A nossa conversa de há oito dias, onde eu disse (e expliquei porquê) que o 25 de Abril está morto e enterrado, provocou uma série de reacções. Quase todos os que me contactaram directamente – fosse por telefone, fosse por e-mail, fosse pessoalmente – fizeram-no para manifestar a sua concordância com os pontos de vista que aqui defendi. Apenas dois amigos, em quem reconheço honestidade, inteligência, frontalidade e verdadeiro espírito democrático, colocaram algumas reservas e críticas. Disse-me um que, afinal, o 25 de Abril estava vivo, porque me permitia dizer na rádio aquilo que penso, o que antes não podia fazer. Disse-me o outro, que o 25 de Abril é um processo dinâmico, que não começou em 25 de Abril de 1974, nem acabou ainda, porque o caminho dos povos na busca de soluções para os seus problemas sociais, económicos e culturais continua a fazer-se.

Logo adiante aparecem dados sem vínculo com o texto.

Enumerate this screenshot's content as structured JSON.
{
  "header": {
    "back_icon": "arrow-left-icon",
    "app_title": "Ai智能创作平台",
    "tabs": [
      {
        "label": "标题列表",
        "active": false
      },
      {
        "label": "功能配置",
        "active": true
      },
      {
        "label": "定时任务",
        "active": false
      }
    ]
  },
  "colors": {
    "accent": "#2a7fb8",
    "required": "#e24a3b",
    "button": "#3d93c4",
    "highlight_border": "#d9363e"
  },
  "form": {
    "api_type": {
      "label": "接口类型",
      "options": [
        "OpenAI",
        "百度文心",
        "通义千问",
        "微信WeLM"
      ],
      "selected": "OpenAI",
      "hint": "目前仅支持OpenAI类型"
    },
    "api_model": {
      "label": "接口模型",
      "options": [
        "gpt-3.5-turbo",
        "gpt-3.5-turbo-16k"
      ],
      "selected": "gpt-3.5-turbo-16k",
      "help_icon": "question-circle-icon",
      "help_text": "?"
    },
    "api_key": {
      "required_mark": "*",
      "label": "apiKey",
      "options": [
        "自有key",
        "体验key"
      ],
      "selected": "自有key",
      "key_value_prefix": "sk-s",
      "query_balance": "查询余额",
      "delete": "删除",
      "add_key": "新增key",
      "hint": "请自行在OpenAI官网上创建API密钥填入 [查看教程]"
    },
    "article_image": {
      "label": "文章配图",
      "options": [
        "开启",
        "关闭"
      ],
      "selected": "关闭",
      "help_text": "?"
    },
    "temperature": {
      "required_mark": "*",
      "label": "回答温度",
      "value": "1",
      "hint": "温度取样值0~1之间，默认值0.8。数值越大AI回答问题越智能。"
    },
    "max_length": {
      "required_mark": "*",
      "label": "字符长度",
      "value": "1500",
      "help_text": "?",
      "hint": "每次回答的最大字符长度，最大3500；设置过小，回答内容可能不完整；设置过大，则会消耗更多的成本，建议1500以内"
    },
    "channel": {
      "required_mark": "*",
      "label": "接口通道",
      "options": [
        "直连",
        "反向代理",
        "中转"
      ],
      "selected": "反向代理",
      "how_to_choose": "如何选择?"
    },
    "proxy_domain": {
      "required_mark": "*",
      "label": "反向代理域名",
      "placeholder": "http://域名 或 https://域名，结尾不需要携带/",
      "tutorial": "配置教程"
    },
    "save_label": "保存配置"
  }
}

Nenhuma destas respeitáveis opiniões invalida o que eu disse – e aqui reafirmo. Ao primeiro respondi que, para mim, o 25 de Abril não se resume ao voto e à liberdade de expressão. Aliás, estou plenamente convencido que isso apenas nos será permitido enquanto servir para dar um ar democrático à actual ditadura do capital sobre o trabalho. No dia em que a palavra influenciar a mudança no sentido do voto, retirando ao poder económico as rédeas do nosso destino, veremos, então, a qualidade dos democratas que por aí temos. De resto, a propósito do voto, basta ver o que PS e PSD querem fazer à lei eleitoral, para impedir «surpresas» desagradáveis, assassinando o princípio da proporcionalidade. E quanto à liberdade de expressão, tenho-a eu e aqueles que dela não abrem mão – e que bem caro a pagamos – mas não a têm muitos portugueses que, por medos vários, se calam ou auto-censuram. Mas – e que ninguém se esqueça disso – o 25 de Abril que eu vivi (e desafio seja quem for a provar o contrário) não nos restituiu só a liberdade de expressão e a capacidade eleitoral. Quis fazer de Portugal um país justo, onde o poder político respeitasse todos os portugueses e garantisse a cada um aquilo que é devido a todos os seres humanos. Trabalho, remuneração capaz de proporcionar uma vida digna, com acesso a uma habitação decente, à saúde, à educação, à cultura e ao desenvolvimento físico e intelectual e, no ocaso da vida, a uma velhice sem o trauma da miséria e do abandono.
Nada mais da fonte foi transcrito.